Why is this finding so surprising? Because the race disparity that appeared after lockdown was not the result of an obvious difference in how Black and white individuals were admitted. That is, even when many of the forces driving who arrive and leave prison appear relatively race-neutral, there are other pernicious forces (in this case, the racial difference in sentencing) that contribute to a prison disparity. And we were only able to identify how this happened using the tools of big data.

In some ways, the fact that a subgroup of Black people (this one in federal and state prisons) were negatively affected by the pandemic is unsurprising: Disparities in the impact of COVID-19 have been one of the central themes of the pandemic. And the larger idea that the forces that stratify society manifest in the impact of disease goes well beyond COVID-19.

The challenge to understanding these disparities and their causes involves scarcity in two related, critical areas: (1) quality data and (2) data scientists who can interpret it.  

Big data on social phenomena is often generated by government institutions, companies, think tanks, academic departments and other bodies that track the status of populations for any number of reasons. And they often fail to capture information about those most disenfranchised populations. For example, while crime and policing are the focus of a lot of attention, it can be challenging to find high quality data for individuals who are incarcerated.

One of the keys to fixing this problem — the existence of what I call “data deserts” for poor and Black and brown populations — is for more scholars, activists, and thinkers from affected communities (and allies) to use data science as a weapon for social progress. Building a strong workforce of Black data scientists will not only lead to more powerful analysis, but, as we showed, to the generation of better data. This positive feedback loop will drive rapid societal change.

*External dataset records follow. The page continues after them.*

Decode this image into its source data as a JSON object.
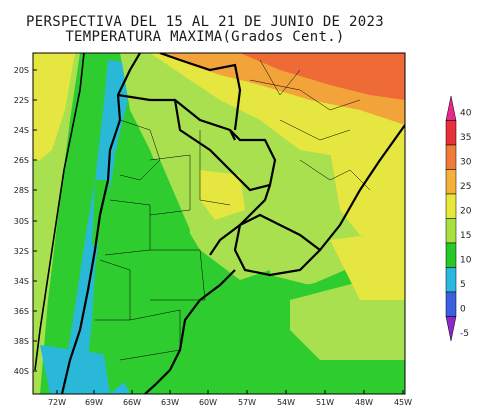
{
  "map": {
    "title_line1": "PERSPECTIVA DEL 15 AL 21 DE JUNIO DE 2023",
    "title_line2": "TEMPERATURA MAXIMA(Grados Cent.)",
    "lat_ticks": [
      "20S",
      "22S",
      "24S",
      "26S",
      "28S",
      "30S",
      "32S",
      "34S",
      "36S",
      "38S",
      "40S"
    ],
    "lon_ticks": [
      "72W",
      "69W",
      "66W",
      "63W",
      "60W",
      "57W",
      "54W",
      "51W",
      "48W",
      "45W"
    ]
  },
  "legend": {
    "labels": [
      "40",
      "35",
      "30",
      "25",
      "20",
      "15",
      "10",
      "5",
      "0",
      "-5"
    ],
    "colors": [
      "#e8288e",
      "#e8303a",
      "#f07a3a",
      "#f5b03c",
      "#e8e83c",
      "#a8e040",
      "#28c828",
      "#28b8e0",
      "#3a60e0",
      "#8a28c8"
    ]
  },
  "colors": {
    "ocean_cool": "#2ecc2e",
    "land_mild": "#a8e050",
    "warm": "#e6e640",
    "hot": "#f2a43a",
    "very_hot": "#ee6a36",
    "cold": "#2ab8d8",
    "border": "#000000"
  }
}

This is not a new idea: It was a motivation for many of Du Bois’ intellectual works. One of his masterpieces, The Philadelphia Negro (1899), highlighted Black life in Philadelphia using data as a tool. And thankfully, we need not go back a century to find courageous thinkers who use data science and related quantitative methods to ask questions highly relevant to communities of color. Contemporary scientists such as Ruha Benjamin, Elaine Nseosie, Lorin Crawford, and Keolu Fox use data-driven approaches to research the role of racism in algorithms, public health, and human genomics. Collectives such as the Black Women in Computational Biology provide support for up-and-coming scholars.

This is inspiring because Black scientists are especially underrepresented in quantitative and computational subfields, even relative to other science, technology, engineering and math fields. I believe that these skills are essential to “lift the veil” on how forces such as racism and classism shape our society, creating unequal outcomes in prison, policing, education, health care, and many other areas. For me, this moment is an exciting one: We have a chance to use these new methods and amplify new voices in the next fight for civil rights.

Du Bois once spoke about his adventures: “Crucified on the vast wheel of time, I flew round and round with the Zeitgeist, waving my pen and lifting faint voices to explain, expound and exhort; to see, foresee and prophesy, to the few who could or would listen.”

In the past, scholars like Du Bois and countless others relied on the pen, the sermon, and the picket sign to speak truth to power. It is my great hope that the work of data scientists will demonstrate that we can do the same using equations and computer code.

C. Brandon Ogbunu, a New York City native, is a computational biologist at Yale University. His popular writing takes place at the intersection between sports, data science, and culture.